Why are objects default initialized but primitives aren't in C++?

Question

Why are primitives not default initialized but objects are in C++? For example:

class Foo {
  void Method() {
    int w(); // initialized to 0
    int x; // uninitialized
    std::vector<int> y(); // initialized to empty vector
    std::vector<int> z; // initialized to empty vector
  }
}

In this case, w and y are declared with parentheses, and so are initialized, and z is declared without, and gets its no argument default constructor called, but x remains uninitialized.

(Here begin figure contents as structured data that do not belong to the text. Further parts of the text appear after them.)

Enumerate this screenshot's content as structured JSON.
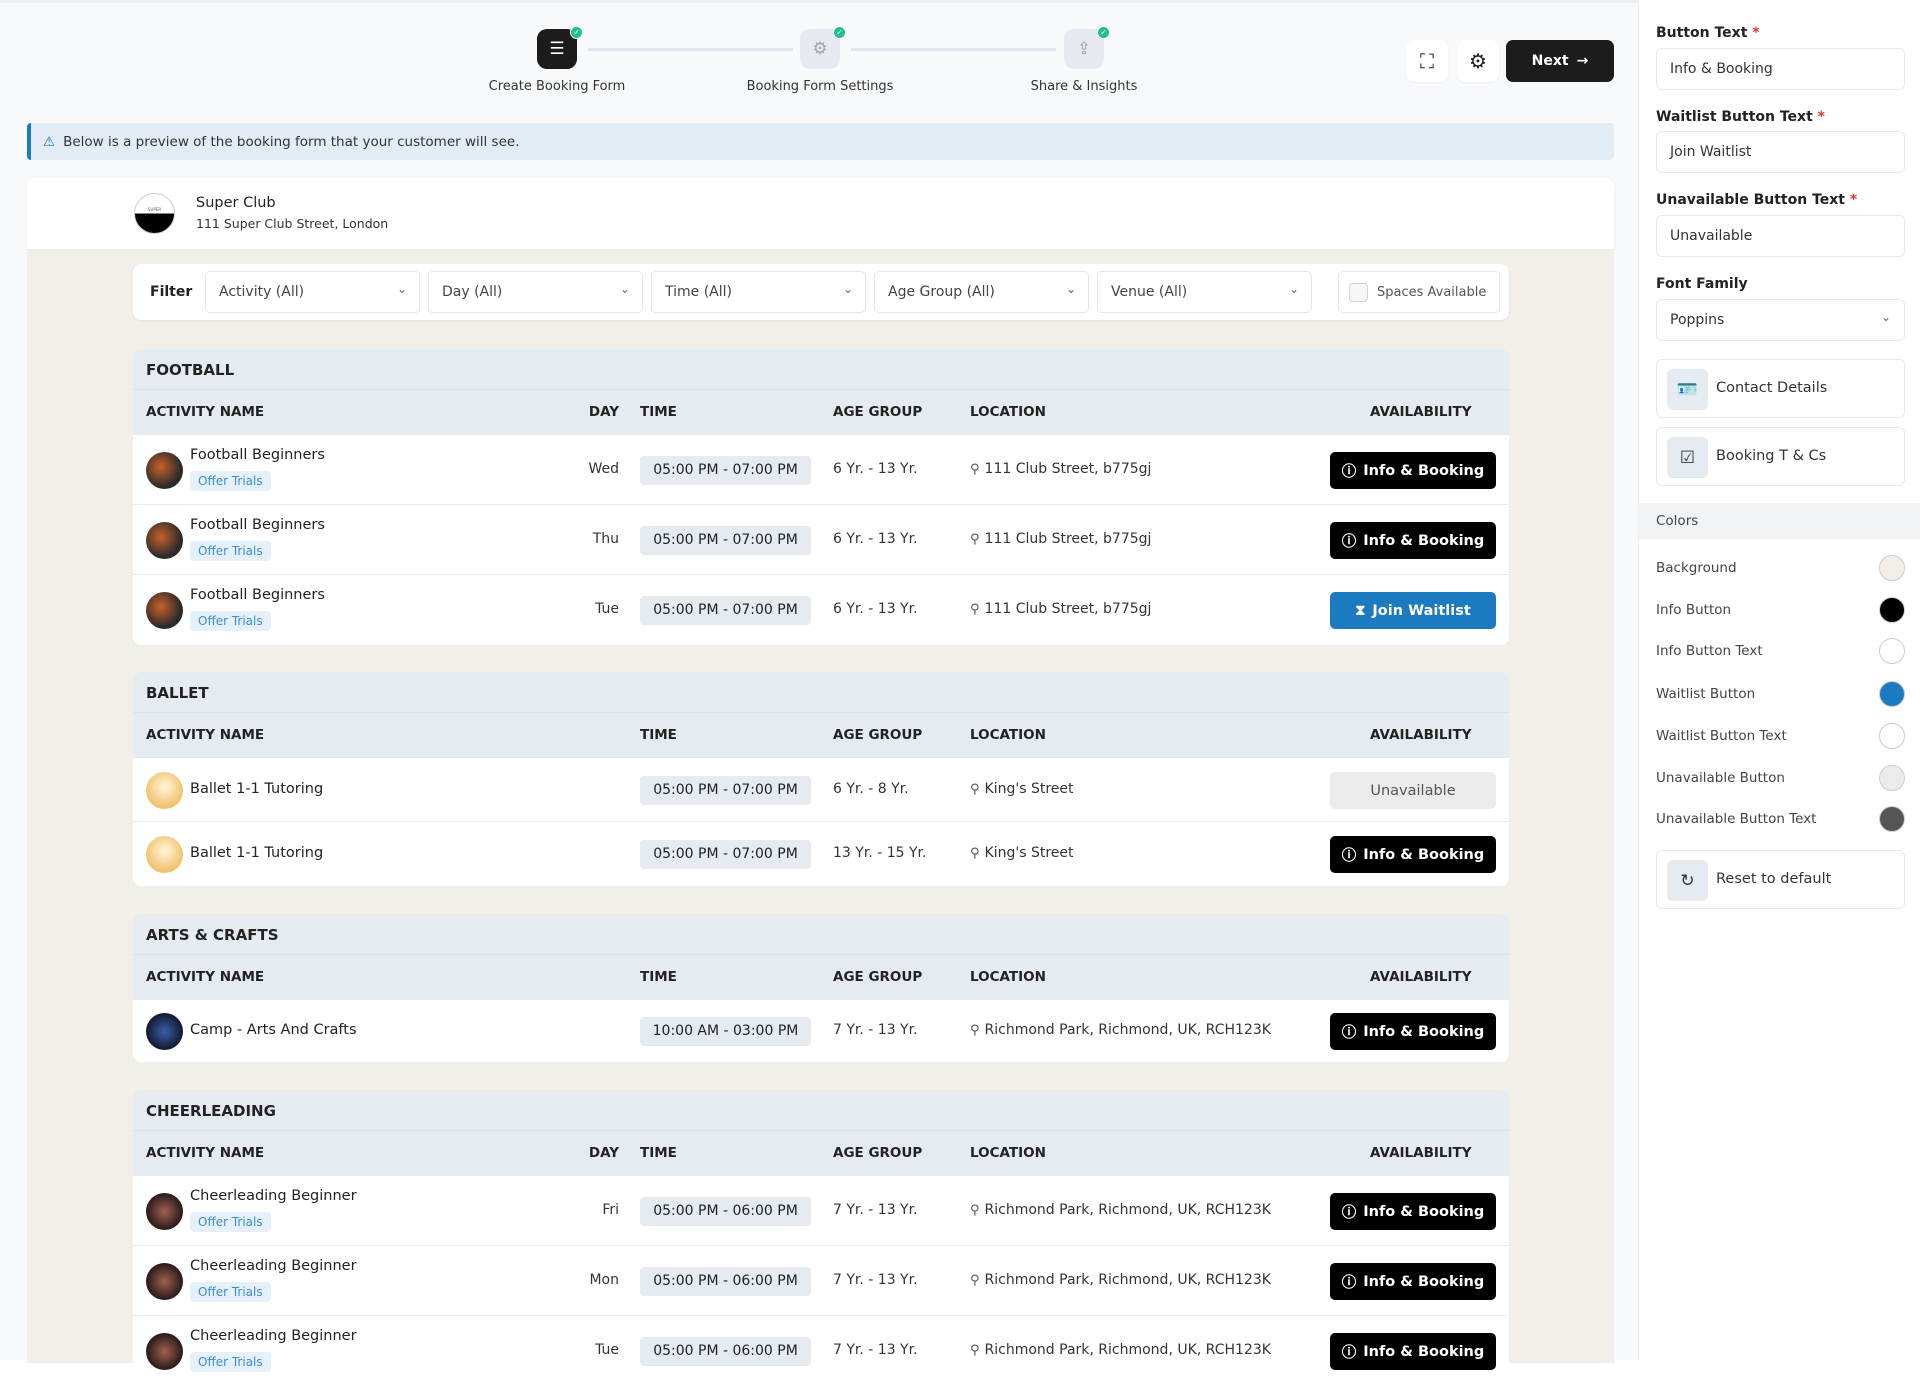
{
  "stepper": [
    {
      "label": "Create Booking Form",
      "icon": "form-list-icon",
      "active": true,
      "done": true
    },
    {
      "label": "Booking Form Settings",
      "icon": "gear-icon",
      "active": false,
      "done": true
    },
    {
      "label": "Share & Insights",
      "icon": "share-icon",
      "active": false,
      "done": true
    }
  ],
  "toolbar": {
    "next_label": "Next",
    "fullscreen_icon": "fullscreen-icon",
    "settings_icon": "gear-icon"
  },
  "banner": {
    "text": "Below is a preview of the booking form that your customer will see.",
    "icon": "warning-icon"
  },
  "club": {
    "name": "Super Club",
    "address": "111 Super Club Street, London",
    "logo_text": "SUPER CLUB"
  },
  "filter": {
    "label": "Filter",
    "selects": [
      "Activity (All)",
      "Day (All)",
      "Time (All)",
      "Age Group (All)",
      "Venue (All)"
    ],
    "spaces_label": "Spaces Available",
    "spaces_checked": false
  },
  "columns": {
    "name": "ACTIVITY NAME",
    "day": "DAY",
    "time": "TIME",
    "age": "AGE GROUP",
    "location": "LOCATION",
    "availability": "AVAILABILITY"
  },
  "sections": [
    {
      "title": "FOOTBALL",
      "show_day": true,
      "rows": [
        {
          "name": "Football Beginners",
          "badge": "Offer Trials",
          "day": "Wed",
          "time": "05:00 PM - 07:00 PM",
          "age": "6 Yr. - 13 Yr.",
          "location": "111 Club Street, b775gj",
          "status": "info",
          "label": "Info & Booking"
        },
        {
          "name": "Football Beginners",
          "badge": "Offer Trials",
          "day": "Thu",
          "time": "05:00 PM - 07:00 PM",
          "age": "6 Yr. - 13 Yr.",
          "location": "111 Club Street, b775gj",
          "status": "info",
          "label": "Info & Booking"
        },
        {
          "name": "Football Beginners",
          "badge": "Offer Trials",
          "day": "Tue",
          "time": "05:00 PM - 07:00 PM",
          "age": "6 Yr. - 13 Yr.",
          "location": "111 Club Street, b775gj",
          "status": "wait",
          "label": "Join Waitlist"
        }
      ]
    },
    {
      "title": "BALLET",
      "show_day": false,
      "rows": [
        {
          "name": "Ballet 1-1 Tutoring",
          "time": "05:00 PM - 07:00 PM",
          "age": "6 Yr. - 8 Yr.",
          "location": "King's Street",
          "status": "unav",
          "label": "Unavailable"
        },
        {
          "name": "Ballet 1-1 Tutoring",
          "time": "05:00 PM - 07:00 PM",
          "age": "13 Yr. - 15 Yr.",
          "location": "King's Street",
          "status": "info",
          "label": "Info & Booking"
        }
      ]
    },
    {
      "title": "ARTS & CRAFTS",
      "show_day": false,
      "rows": [
        {
          "name": "Camp - Arts And Crafts",
          "time": "10:00 AM - 03:00 PM",
          "age": "7 Yr. - 13 Yr.",
          "location": "Richmond Park, Richmond, UK, RCH123K",
          "status": "info",
          "label": "Info & Booking"
        }
      ]
    },
    {
      "title": "CHEERLEADING",
      "show_day": true,
      "rows": [
        {
          "name": "Cheerleading Beginner",
          "badge": "Offer Trials",
          "day": "Fri",
          "time": "05:00 PM - 06:00 PM",
          "age": "7 Yr. - 13 Yr.",
          "location": "Richmond Park, Richmond, UK, RCH123K",
          "status": "info",
          "label": "Info & Booking"
        },
        {
          "name": "Cheerleading Beginner",
          "badge": "Offer Trials",
          "day": "Mon",
          "time": "05:00 PM - 06:00 PM",
          "age": "7 Yr. - 13 Yr.",
          "location": "Richmond Park, Richmond, UK, RCH123K",
          "status": "info",
          "label": "Info & Booking"
        },
        {
          "name": "Cheerleading Beginner",
          "badge": "Offer Trials",
          "day": "Tue",
          "time": "05:00 PM - 06:00 PM",
          "age": "7 Yr. - 13 Yr.",
          "location": "Richmond Park, Richmond, UK, RCH123K",
          "status": "info",
          "label": "Info & Booking"
        }
      ]
    }
  ],
  "panel": {
    "button_text": {
      "label": "Button Text",
      "value": "Info & Booking"
    },
    "waitlist_text": {
      "label": "Waitlist Button Text",
      "value": "Join Waitlist"
    },
    "unavailable_text": {
      "label": "Unavailable Button Text",
      "value": "Unavailable"
    },
    "font_family": {
      "label": "Font Family",
      "value": "Poppins"
    },
    "contact_details": "Contact Details",
    "booking_tcs": "Booking T & Cs",
    "colors_heading": "Colors",
    "colors": [
      {
        "label": "Background",
        "color": "#f2efe8"
      },
      {
        "label": "Info Button",
        "color": "#000000"
      },
      {
        "label": "Info Button Text",
        "color": "#ffffff"
      },
      {
        "label": "Waitlist Button",
        "color": "#1b7ac0"
      },
      {
        "label": "Waitlist Button Text",
        "color": "#ffffff"
      },
      {
        "label": "Unavailable Button",
        "color": "#ebebeb"
      },
      {
        "label": "Unavailable Button Text",
        "color": "#555555"
      }
    ],
    "reset_label": "Reset to default"
  }
}
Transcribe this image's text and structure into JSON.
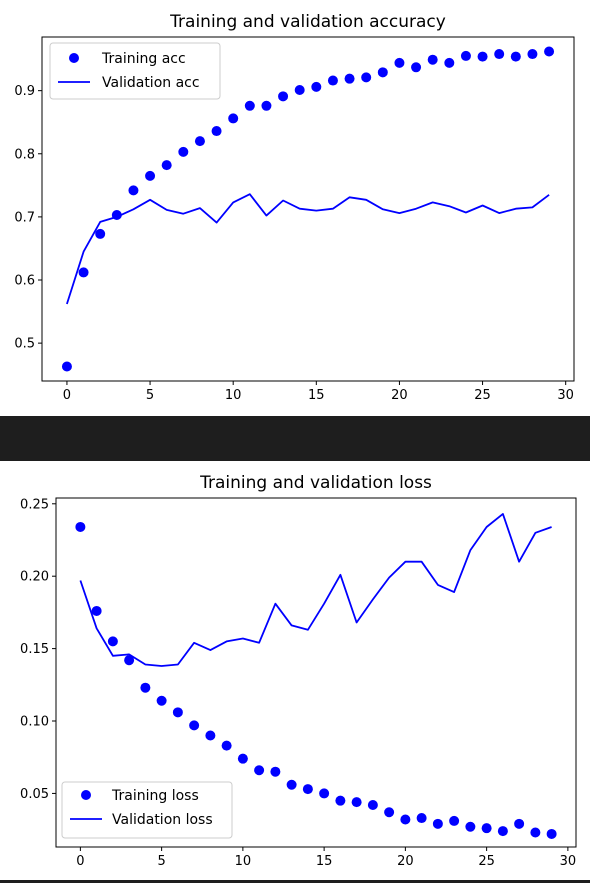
{
  "chart_data": [
    {
      "id": "acc",
      "type": "line",
      "title": "Training and validation accuracy",
      "xlabel": "",
      "ylabel": "",
      "xlim": [
        -1.5,
        30.5
      ],
      "ylim": [
        0.44,
        0.985
      ],
      "xticks": [
        0,
        5,
        10,
        15,
        20,
        25,
        30
      ],
      "yticks": [
        0.5,
        0.6,
        0.7,
        0.8,
        0.9
      ],
      "ytick_labels": [
        "0.5",
        "0.6",
        "0.7",
        "0.8",
        "0.9"
      ],
      "grid": false,
      "legend_position": "top-left",
      "x": [
        0,
        1,
        2,
        3,
        4,
        5,
        6,
        7,
        8,
        9,
        10,
        11,
        12,
        13,
        14,
        15,
        16,
        17,
        18,
        19,
        20,
        21,
        22,
        23,
        24,
        25,
        26,
        27,
        28,
        29
      ],
      "series": [
        {
          "name": "Training acc",
          "style": "points",
          "color": "#0000ff",
          "values": [
            0.463,
            0.612,
            0.673,
            0.703,
            0.742,
            0.765,
            0.782,
            0.803,
            0.82,
            0.836,
            0.856,
            0.876,
            0.876,
            0.891,
            0.901,
            0.906,
            0.916,
            0.919,
            0.921,
            0.929,
            0.944,
            0.937,
            0.949,
            0.944,
            0.955,
            0.954,
            0.958,
            0.954,
            0.958,
            0.962
          ]
        },
        {
          "name": "Validation acc",
          "style": "line",
          "color": "#0000ff",
          "values": [
            0.562,
            0.645,
            0.692,
            0.7,
            0.712,
            0.727,
            0.711,
            0.705,
            0.714,
            0.691,
            0.723,
            0.736,
            0.702,
            0.726,
            0.713,
            0.71,
            0.713,
            0.731,
            0.727,
            0.712,
            0.706,
            0.713,
            0.723,
            0.717,
            0.707,
            0.718,
            0.706,
            0.713,
            0.715,
            0.735
          ]
        }
      ]
    },
    {
      "id": "loss",
      "type": "line",
      "title": "Training and validation loss",
      "xlabel": "",
      "ylabel": "",
      "xlim": [
        -1.5,
        30.5
      ],
      "ylim": [
        0.013,
        0.254
      ],
      "xticks": [
        0,
        5,
        10,
        15,
        20,
        25,
        30
      ],
      "yticks": [
        0.05,
        0.1,
        0.15,
        0.2,
        0.25
      ],
      "ytick_labels": [
        "0.05",
        "0.10",
        "0.15",
        "0.20",
        "0.25"
      ],
      "grid": false,
      "legend_position": "bottom-left",
      "x": [
        0,
        1,
        2,
        3,
        4,
        5,
        6,
        7,
        8,
        9,
        10,
        11,
        12,
        13,
        14,
        15,
        16,
        17,
        18,
        19,
        20,
        21,
        22,
        23,
        24,
        25,
        26,
        27,
        28,
        29
      ],
      "series": [
        {
          "name": "Training loss",
          "style": "points",
          "color": "#0000ff",
          "values": [
            0.234,
            0.176,
            0.155,
            0.142,
            0.123,
            0.114,
            0.106,
            0.097,
            0.09,
            0.083,
            0.074,
            0.066,
            0.065,
            0.056,
            0.053,
            0.05,
            0.045,
            0.044,
            0.042,
            0.037,
            0.032,
            0.033,
            0.029,
            0.031,
            0.027,
            0.026,
            0.024,
            0.029,
            0.023,
            0.022
          ]
        },
        {
          "name": "Validation loss",
          "style": "line",
          "color": "#0000ff",
          "values": [
            0.197,
            0.164,
            0.145,
            0.146,
            0.139,
            0.138,
            0.139,
            0.154,
            0.149,
            0.155,
            0.157,
            0.154,
            0.181,
            0.166,
            0.163,
            0.181,
            0.201,
            0.168,
            0.184,
            0.199,
            0.21,
            0.21,
            0.194,
            0.189,
            0.218,
            0.234,
            0.243,
            0.21,
            0.23,
            0.234
          ]
        }
      ]
    }
  ]
}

Why is this?

Answer 1

If there is no initializer for an object, the object is default initialized [dcl.init]/12 . If the initializer is () , the object is value initialized [dcl.init]/11 . Default initialization of an object of class type (like std::vector<int> ) invokes the default constructor while default initialization for an object of type int means no initialization [dcl.init]/7 . Value initialization will also call the default constructor for objects of class type that have one (like std::vector<int> does), but for objects of type int , value initializtion means zero initialization [dcl.init]/8 . And zero initialization for an int does actually mean that the int is initialized to zero [dcl.init]/6 …

As has already been pointed out in the comments,

int w();

and

std::vector<int> y();

are not in fact definitions of a local variable, but rather declarations of two functions w and y that take no arguments and return an int and an std::vector<int> respectively (the infamous most vexing parse ). Nevertheless, there are cases where it is possible to use () as an actual initializer, so let's modify your example a bit to demonstrate the behavior you were asking about:

class Foo
{
    int w;
    std::vector<int> y;

    Foo()
      : w(),  // value initialized == zero initialized for int
        y()   // value initialized == default initialized for std::vector<int>
    {
        int x; // default initialized == uninitialized for int
        std::vector<int> z; // default initialized
    }
};

Answer 2

The "why" here simplifies to "Because C++ was trying to keep performance and behaviors C compatible where it could". When you're selling a new, relatively low-level language that (at least initially) was mostly a superset of C, you don't want to say "If you compile existing C code as C++, it's always slower!" C doesn't zero-initialize primitives by default; as long as the code eventually assigns a value to them before reading from them, that's fine, and C++ follows the same pattern.